3 . Use of state space models. This would essentially produce a series of time series models, forecasting one step ahead of the existing time series and then compare with the actual data, before deciding whether to make an adjustment. Imputation would be performed to use covariates from previous years, linking them using a proxy variable shared across all data sets (e.g. NS-SEC). This would reduce the total amount of error observed overall. The issue here would be that we do not have any overlapping data (Taking Part Survey finished March 2020 and Participation survey data began October 2021), we do not have another data series that correlates well to what we are capturing here and was carried out throughout the pandemic, and finally there are a lot of assumptions being made that will make it very difficult to identify the real change versus the change as an impact of mode, questionnaire and pandemic changes/influences. We did not pursue this approach because the difference between the two surveys being compared (time sampled, sample size, no overlap, change in survey mode, change in survey questions) would be too great to reliably generate a forecast. This would be resource intensive and you would still not be able to disaggregate contribution of error from each variable.

4 . Forecasting techniques from Taking Part data only. We could compare the interim Participation Survey data to the forecasted Taking Part data to determine the difference, and identify whether the new survey estimates are within the confidence intervals of the forecasted Taking Part data. We could also look at other large government surveys, for example the Labour Force Survey, to identify where surveys have metricised the impact of Covid-19 (or other large scale events, such as Brexit) to see if a similar difference has been observed with the Participation survey and the forecasted Taking Part data. Forecasting alone would have a slightly higher error than the use of state space models because of a lack of imputation and the difficulties in differentiating the sources of error[footnote 1]. We did not pursue this approach because it will generate comparable levels of error as the other methods, and would give only a very partial answer to the question we are interested in.
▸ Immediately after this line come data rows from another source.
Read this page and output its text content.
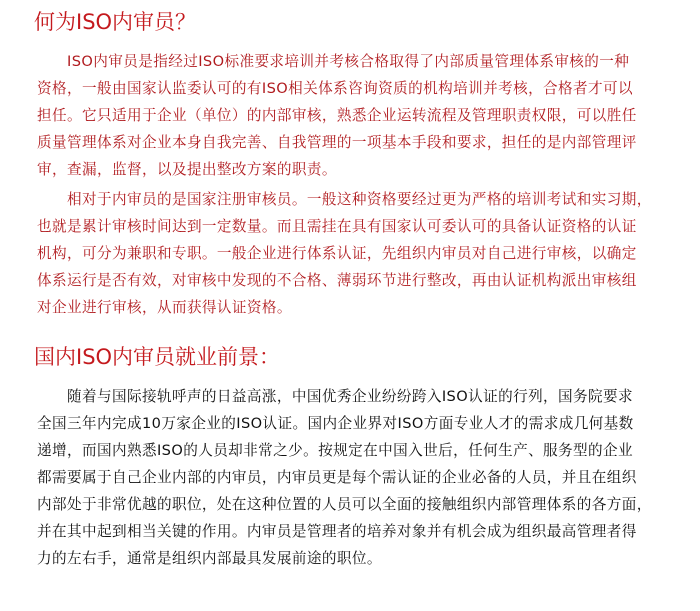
何为ISO内审员？
　　ISO内审员是指经过ISO标准要求培训并考核合格取得了内部质量管理体系审核的一种
资格，一般由国家认监委认可的有ISO相关体系咨询资质的机构培训并考核，合格者才可以
担任。它只适用于企业（单位）的内部审核，熟悉企业运转流程及管理职责权限，可以胜任
质量管理体系对企业本身自我完善、自我管理的一项基本手段和要求，担任的是内部管理评
审，查漏，监督，以及提出整改方案的职责。
　　相对于内审员的是国家注册审核员。一般这种资格要经过更为严格的培训考试和实习期，
也就是累计审核时间达到一定数量。而且需挂在具有国家认可委认可的具备认证资格的认证
机构，可分为兼职和专职。一般企业进行体系认证，先组织内审员对自己进行审核，以确定
体系运行是否有效，对审核中发现的不合格、薄弱环节进行整改，再由认证机构派出审核组
对企业进行审核，从而获得认证资格。
国内ISO内审员就业前景：
　　随着与国际接轨呼声的日益高涨，中国优秀企业纷纷跨入ISO认证的行列，国务院要求
全国三年内完成10万家企业的ISO认证。国内企业界对ISO方面专业人才的需求成几何基数
递增，而国内熟悉ISO的人员却非常之少。按规定在中国入世后，任何生产、服务型的企业
都需要属于自己企业内部的内审员，内审员更是每个需认证的企业必备的人员，并且在组织
内部处于非常优越的职位，处在这种位置的人员可以全面的接触组织内部管理体系的各方面，
并在其中起到相当关键的作用。内审员是管理者的培养对象并有机会成为组织最高管理者得
力的左右手，通常是组织内部最具发展前途的职位。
  1. Assuming a linear regression forecast model is used, it may also be possible to break down the compound error reflected in the confidence intervals for the forecasting using Principal Component Regression/Analysis, but this would have additional considerations and caveats which would need to be identified in preliminary analysis. For instance, where we know that a forecast may have error over a certain time period, it may be possible to estimate each factor’s (e.g. the pandemic, change in mode, etc.) contribution of error.